Fridez Pierre-Alain · Nationalrat · 2015-12-02
Fridez Pierre-Alain · Nationalrat · Jura · Sozialdemokratische Fraktion · 2015-12-02
Wortprotokoll
A l'article 151 alinéa 4, je vous propose de fixer le premier plafond de dépenses de l'armée à 17,6 milliards de francs pour quatre ans, soit à 4,4 milliards de francs par an. C'est, en fait, la proposition initiale du Conseil fédéral, une proposition logique eu égard à l'état des finances de la Confédération.
En effet, la situation paraît compliquée dans ce domaine, et on nous promet une cure d'austérité. Les effets du franc fort sur l'économie, la réforme de l'imposition des entreprises III qui est annoncée et des besoins augmentés dans de nombreux secteurs creusent un trou dans les finances. A l'évidence, les moyens pourraient manquer à court terme. Nous risquons de ne pas être en mesure de respecter les contraintes du frein à l'endettement.

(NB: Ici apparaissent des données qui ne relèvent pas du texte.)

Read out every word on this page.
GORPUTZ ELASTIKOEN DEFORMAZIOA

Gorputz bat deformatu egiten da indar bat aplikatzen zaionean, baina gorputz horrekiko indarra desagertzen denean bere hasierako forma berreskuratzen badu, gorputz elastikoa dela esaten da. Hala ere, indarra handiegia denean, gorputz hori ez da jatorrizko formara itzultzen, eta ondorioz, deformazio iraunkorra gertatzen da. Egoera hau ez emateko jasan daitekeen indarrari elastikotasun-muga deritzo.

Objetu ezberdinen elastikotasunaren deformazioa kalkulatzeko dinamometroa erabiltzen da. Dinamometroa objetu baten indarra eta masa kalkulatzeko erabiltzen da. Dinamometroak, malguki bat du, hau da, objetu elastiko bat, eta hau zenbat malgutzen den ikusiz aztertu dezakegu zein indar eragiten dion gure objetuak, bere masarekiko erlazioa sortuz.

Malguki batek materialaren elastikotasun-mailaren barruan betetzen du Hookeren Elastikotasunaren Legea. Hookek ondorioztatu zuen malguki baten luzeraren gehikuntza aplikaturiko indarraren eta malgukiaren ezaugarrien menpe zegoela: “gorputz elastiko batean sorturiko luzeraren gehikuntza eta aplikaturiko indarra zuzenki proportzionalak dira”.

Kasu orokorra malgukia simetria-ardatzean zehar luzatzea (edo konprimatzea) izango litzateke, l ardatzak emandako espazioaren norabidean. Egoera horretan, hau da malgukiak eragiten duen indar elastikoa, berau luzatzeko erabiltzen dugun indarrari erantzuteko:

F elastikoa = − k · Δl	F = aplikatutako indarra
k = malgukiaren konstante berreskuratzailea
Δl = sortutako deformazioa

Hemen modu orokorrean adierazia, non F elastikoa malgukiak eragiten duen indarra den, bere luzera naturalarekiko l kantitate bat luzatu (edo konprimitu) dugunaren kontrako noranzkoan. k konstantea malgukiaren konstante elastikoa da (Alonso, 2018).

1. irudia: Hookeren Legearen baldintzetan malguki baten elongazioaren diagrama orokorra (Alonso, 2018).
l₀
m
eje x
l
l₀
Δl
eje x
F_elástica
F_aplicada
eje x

Malgré les premières dispositions déjà proposées, de nouvelles mesures sont annoncées. Elles vont toucher notamment l'agriculture, la formation et la recherche, la coopération internationale, le personnel de la Confédération, les [PAGE 1992] douanes et les infrastructures. Dans le même temps, on nous propose ce jour d'augmenter le budget de l'armée.
Comme précisé dans le débat précédent, les défis sécuritaires qui menacent la Suisse, en particulier le terrorisme, concernent avant tout la sécurité intérieure. L'armée n'est pas le meilleur instrument pour répondre aux questions de sécurité intérieure. C'est en priorité le rôle de la police ou des gardes-frontière. C'est en particulier dans ces domaines qu'il nous faut investir. Nous restons persuadés que 80 000 hommes et une dotation financière de 4,4 milliards de francs par an sont adéquats.
Par ailleurs, chaque franc investi dans la coopération internationale et la promotion de la paix contribue, goutte d'eau après goutte d'eau, à apaiser les tensions et les drames du monde qui nous entoure et ainsi crée les conditions d'un monde plus serein et moins menaçant pour notre sécurité.
Les efforts réalisés pour résoudre les questions climatiques entrent dans le même cadre. Des pays en guerre, des dérèglements climatiques qui meurtrissent et appauvrissent encore les plus pauvres peuvent se traduire chez nous par des afflux de réfugiés et par l'augmentation des risques d'actes terroristes, la violence s'exprimant aujourd'hui toujours plus par l'intermédiaire de guerres asymétriques.
Je vous enjoins à faire le bon choix financier, à investir là où il faut. Merci de suivre ma proposition d'un plafond de dépenses à 17,6 milliards de francs pour quatre ans, et de ne pas réduire, lors de prochains débats, les sommes allouées, par exemple, au Corps des gardes-frontière.